«Sarà un ottimo presidente. Un giurista. Non è uno che fa passare qualsiasi cosa. Certe sciocchezze istituzionali non le farà passare». «Sciocchezze istituzionali». Pier Luigi Bersani dice proprio così, in una conversazione raccolta ieri da Aldo Cazzullo sul Corriere della sera. Aveva in mente, si può presumere, l’Italicum, di cui in qualche riga oltre compone una descrizione eloquente: «Io non faccio il giudice della Consulta. Non entro nel merito della costituzionalità. Ma questa legge elettorale non ci sta bene. Chiediamo di essere ascoltati. Chiediamo di cambiare, ora che tornano alla camera, le norme sui capilista bloccati. Altro che riconoscibilità dei candidati, qui avremo collegi enormi: ad esempio Piacenza e Parma, 600 mila elettori; solo la lista che prende il premio di maggioranza eleggerà parlamentari con le preferenze. Gli altri sono tutti nominati». Bersani, in altre parole, invoca la diga del Colle sulle riforme renziane giudicate dalla minoranza Pd, per alcuni aspetti, troppo disinvolte.
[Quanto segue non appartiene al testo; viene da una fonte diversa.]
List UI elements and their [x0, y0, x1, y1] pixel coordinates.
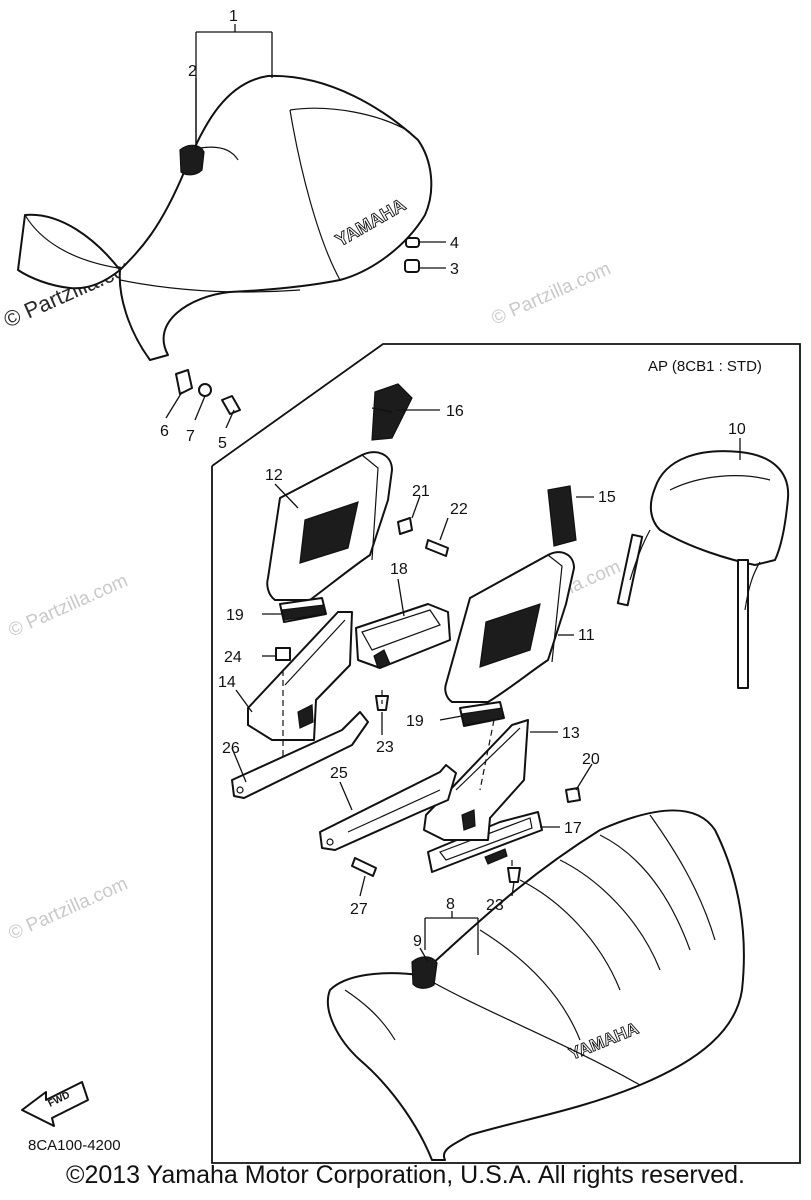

E non è un mistero che Sergio Mattarella, pure storicamente contrario alle preferenze, sia stato uno dei giudici della Consulta più determinati contro il Porcellum, in parte poi giudicato incostituzionale dalla Corte. L’Italicum è un erede dei difetti di quella legge. E se quello di Bersani non è un appello al presidente ancora neanche insediato, poco ci manca. Dello stesso tenore ieri le affermazioni di Rosy Bindi. «Mattarella non è uno che enfatizza il conflitto istituzionale, ma non è neanche uno che firma tutto senza studiare con attenzione gli atti». Altri, chiedendo l’anonimato, aggiungono in ordine sparso: «Renzi non sa chi si è messo in casa», «Altro che uomo grigio e in grisaglia, si accorgerà presto di chi è».
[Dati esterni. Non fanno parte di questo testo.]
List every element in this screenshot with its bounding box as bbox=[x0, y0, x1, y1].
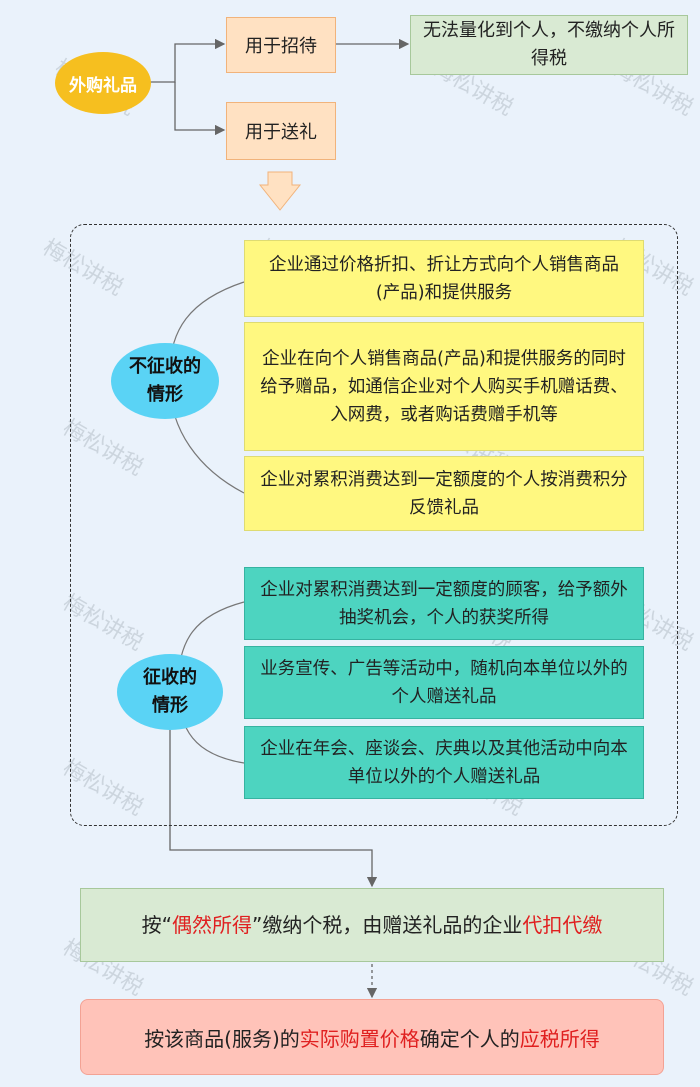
tax-item-2: 业务宣传、广告等活动中，随机向本单位以外的个人赠送礼品 bbox=[244, 646, 644, 719]
no-tax-item-3: 企业对累积消费达到一定额度的个人按消费积分反馈礼品 bbox=[244, 456, 644, 531]
tax-item-text: 企业在年会、座谈会、庆典以及其他活动中向本单位以外的个人赠送礼品 bbox=[260, 738, 628, 787]
result1-highlight-occasional-income: 偶然所得 bbox=[172, 913, 252, 937]
use-entertain-box: 用于招待 bbox=[226, 17, 336, 73]
result1-prefix: 按“ bbox=[141, 913, 172, 937]
cases-container bbox=[70, 224, 678, 826]
source-label: 外购礼品 bbox=[69, 75, 137, 96]
use-entertain-label: 用于招待 bbox=[245, 36, 317, 57]
result2-text: 按该商品(服务)的实际购置价格确定个人的应税所得 bbox=[144, 1023, 600, 1052]
result1-text: 按“偶然所得”缴纳个税，由赠送礼品的企业代扣代缴 bbox=[142, 911, 603, 939]
source-gifts-oval: 外购礼品 bbox=[55, 52, 151, 114]
no-tax-item-1: 企业通过价格折扣、折让方式向个人销售商品(产品)和提供服务 bbox=[244, 240, 644, 317]
result1-highlight-withholding: 代扣代缴 bbox=[522, 913, 603, 937]
entertain-result-box: 无法量化到个人，不缴纳个人所得税 bbox=[410, 15, 688, 75]
tax-item-1: 企业对累积消费达到一定额度的顾客，给予额外抽奖机会，个人的获奖所得 bbox=[244, 567, 644, 640]
result1-middle: ”缴纳个税，由赠送礼品的企业 bbox=[252, 913, 523, 937]
no-tax-item-text: 企业对累积消费达到一定额度的个人按消费积分反馈礼品 bbox=[260, 469, 628, 518]
result2-highlight-taxable-income: 应税所得 bbox=[519, 1026, 600, 1051]
result2-middle: 确定个人的 bbox=[419, 1026, 520, 1051]
result2-highlight-purchase-price: 实际购置价格 bbox=[299, 1026, 420, 1051]
tax-item-text: 业务宣传、广告等活动中，随机向本单位以外的个人赠送礼品 bbox=[260, 658, 628, 707]
tax-item-text: 企业对累积消费达到一定额度的顾客，给予额外抽奖机会，个人的获奖所得 bbox=[260, 579, 628, 628]
no-tax-label: 不征收的 情形 bbox=[129, 356, 201, 405]
use-gift-box: 用于送礼 bbox=[226, 102, 336, 160]
no-tax-item-text: 企业通过价格折扣、折让方式向个人销售商品(产品)和提供服务 bbox=[269, 254, 619, 303]
use-gift-label: 用于送礼 bbox=[245, 122, 317, 143]
entertain-result-text: 无法量化到个人，不缴纳个人所得税 bbox=[423, 20, 675, 69]
no-tax-item-text: 企业在向个人销售商品(产品)和提供服务的同时给予赠品，如通信企业对个人购买手机赠… bbox=[260, 348, 628, 425]
result-occasional-income-box: 按“偶然所得”缴纳个税，由赠送礼品的企业代扣代缴 bbox=[80, 888, 664, 962]
no-tax-oval: 不征收的 情形 bbox=[111, 343, 219, 419]
tax-label: 征收的 情形 bbox=[143, 667, 197, 716]
tax-item-3: 企业在年会、座谈会、庆典以及其他活动中向本单位以外的个人赠送礼品 bbox=[244, 726, 644, 799]
result-taxable-income-box: 按该商品(服务)的实际购置价格确定个人的应税所得 bbox=[80, 999, 664, 1075]
tax-oval: 征收的 情形 bbox=[117, 654, 223, 730]
no-tax-item-2: 企业在向个人销售商品(产品)和提供服务的同时给予赠品，如通信企业对个人购买手机赠… bbox=[244, 322, 644, 451]
result2-prefix: 按该商品(服务)的 bbox=[144, 1026, 300, 1051]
Vedremo presto se queste aspettative andranno deluse o no. Ma intanto queste sono frasi che svelano, non volendolo fare, un pezzo della vita ’di dentro’ del Pd. C’era, fin qui, un codice di comportamento, un patto non scritto ma inviolabile: anche nella più fitta sassaiola sulle riforme istituzionali nessuno osava appellarsi al Colle, arbitro sì, ma innominabile, del primo vaglio di costituzionalità delle leggi. Non l’ha fatto nessuno dei tanti emendatori dem, si è ben guardato dal farlo il senatore Miguel Gotor, protagonista dell’ultima battaglia contro l’Italicum. Non è un caso che invece i renziani più accorti, come Giorgio Tonini, nel fare gli auguri di buon lavoro al nuovo arbitro e garante della Carta, aggiungono la clausola «sulla scia di Napolitano».

Nessuno lo dice apertamente (solo Corradino Mineo definisce Napolitano «uno stalinista senza lotta di classe, ovvero uno statalista») ma con l’elezione di Mattarella si slatentizza un pensiero inconfessabile nella minoranza Pd: che Mattarella sarà un alleato per dissuadere Renzi non dal completare il processo delle riforme, ovviamente, ma dalle «sciocchezze istituzionali» che contengono. L’alleato che Napolitano, con le sue ripetute esternazioni contro i dissensi derubricati al rango di «atteggiamenti frenanti», non è stato. Ma questo fin qui non si poteva dire: nel novennato scorso – dai tempi in cui Napolitano era una ancora di salvezza contro le peripezie legislative del governo Berlusconi, a quelli in cui il Colle ha indicato la strada delle larghe intese con Monti anziché quella del voto, al «mandato congelato» di Pierluigi Bersani fino ai nostri giorni – Napolitano era per il Pd un papa infallibile e insindacabile, del quale «nihil nisi bonum».